The study has the strength of being the first aiming to assess the effect of disclosing the chromosomal anomalies causative of an EPL. This marks an initial step toward providing more comprehensive care to pregnant individuals, who are particularly vulnerable and in need of specialized attention due to the inherent challenges and risks associated with pregnancy. Another notable strength of the study is its use of a mixed methods approach. This methodology allows for a thorough examination of both quantitative and qualitative aspects. The psychological impact on participants was assessed using reliable questionnaires, ensuring the robustness of the data collected. Additionally, this approach enabled the documentation and analysis of specific participant characteristics, providing a deeper understanding of the diverse experiences and responses within the study population.
Statement of Ethics
This study protocol was reviewed and approved by the CEIM Hospital Clinic Barcelona, Approval No. HCB/2020/0128. Written informed consent was obtained from all participants in the study.
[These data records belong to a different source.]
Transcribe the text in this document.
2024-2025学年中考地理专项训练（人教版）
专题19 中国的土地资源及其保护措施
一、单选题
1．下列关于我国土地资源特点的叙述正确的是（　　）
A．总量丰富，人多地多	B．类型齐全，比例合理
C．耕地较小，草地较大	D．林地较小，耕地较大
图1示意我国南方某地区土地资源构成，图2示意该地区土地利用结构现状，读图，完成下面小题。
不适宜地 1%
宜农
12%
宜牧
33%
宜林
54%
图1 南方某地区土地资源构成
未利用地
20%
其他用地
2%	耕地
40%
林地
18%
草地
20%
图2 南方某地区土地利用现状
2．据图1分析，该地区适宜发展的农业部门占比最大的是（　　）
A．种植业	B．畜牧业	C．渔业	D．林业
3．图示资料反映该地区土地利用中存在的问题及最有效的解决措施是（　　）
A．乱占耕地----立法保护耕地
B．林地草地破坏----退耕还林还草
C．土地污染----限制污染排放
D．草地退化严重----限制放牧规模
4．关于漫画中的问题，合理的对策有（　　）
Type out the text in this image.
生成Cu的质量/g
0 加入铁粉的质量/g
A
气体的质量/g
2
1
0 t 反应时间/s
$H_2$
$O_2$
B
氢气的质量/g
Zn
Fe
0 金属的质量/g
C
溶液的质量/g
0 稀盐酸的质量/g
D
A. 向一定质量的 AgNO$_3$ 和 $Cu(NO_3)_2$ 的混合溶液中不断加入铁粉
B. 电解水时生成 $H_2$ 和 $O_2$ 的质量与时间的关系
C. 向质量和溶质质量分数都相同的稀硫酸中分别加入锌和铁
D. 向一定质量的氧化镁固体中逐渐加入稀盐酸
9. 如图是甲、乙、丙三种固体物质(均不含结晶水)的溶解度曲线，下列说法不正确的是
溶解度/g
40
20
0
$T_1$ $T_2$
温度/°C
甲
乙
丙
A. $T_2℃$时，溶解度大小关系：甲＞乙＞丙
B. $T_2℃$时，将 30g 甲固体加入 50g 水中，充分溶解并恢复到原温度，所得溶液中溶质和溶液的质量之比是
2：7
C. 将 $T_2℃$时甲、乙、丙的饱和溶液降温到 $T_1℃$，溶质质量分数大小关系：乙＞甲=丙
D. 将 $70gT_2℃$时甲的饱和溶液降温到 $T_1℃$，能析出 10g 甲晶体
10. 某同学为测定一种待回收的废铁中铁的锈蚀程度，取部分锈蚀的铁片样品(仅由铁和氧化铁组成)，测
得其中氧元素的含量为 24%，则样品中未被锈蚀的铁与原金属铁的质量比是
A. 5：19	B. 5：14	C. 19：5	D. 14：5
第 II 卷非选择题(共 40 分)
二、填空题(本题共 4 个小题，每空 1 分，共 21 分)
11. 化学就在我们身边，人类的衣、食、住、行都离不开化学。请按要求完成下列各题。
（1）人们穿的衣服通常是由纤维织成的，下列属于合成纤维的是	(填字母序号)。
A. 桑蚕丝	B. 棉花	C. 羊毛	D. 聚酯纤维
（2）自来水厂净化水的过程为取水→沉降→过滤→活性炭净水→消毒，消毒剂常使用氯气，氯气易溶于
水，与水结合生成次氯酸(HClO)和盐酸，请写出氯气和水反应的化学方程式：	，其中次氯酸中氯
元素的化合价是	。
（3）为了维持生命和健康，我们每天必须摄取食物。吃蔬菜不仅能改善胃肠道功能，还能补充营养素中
Conflict of Interest Statement
The authors have no conflicts of interest to declare.
Funding Sources
This study was not supported by any sponsor or funder.
Author Contributions
A.B., M.P., and A.M. designed the study. V.B., I.M., and C.I. contacted the pregnant women to participate in the study. M.P. organized all the data of the surveys. M.B. performed the statistical analysis. V.A.-R. performed the qualitative analysis. A.B., M.B., and V.A.-R. drafted the manuscript.
Additional Information
Maria Borrell and Montse Pauta contributed equally to this work.
Data Availability Statement
All data generated or analyzed during this study are included in this article and its supplementary material files. Further inquiries can be directed to the corresponding author.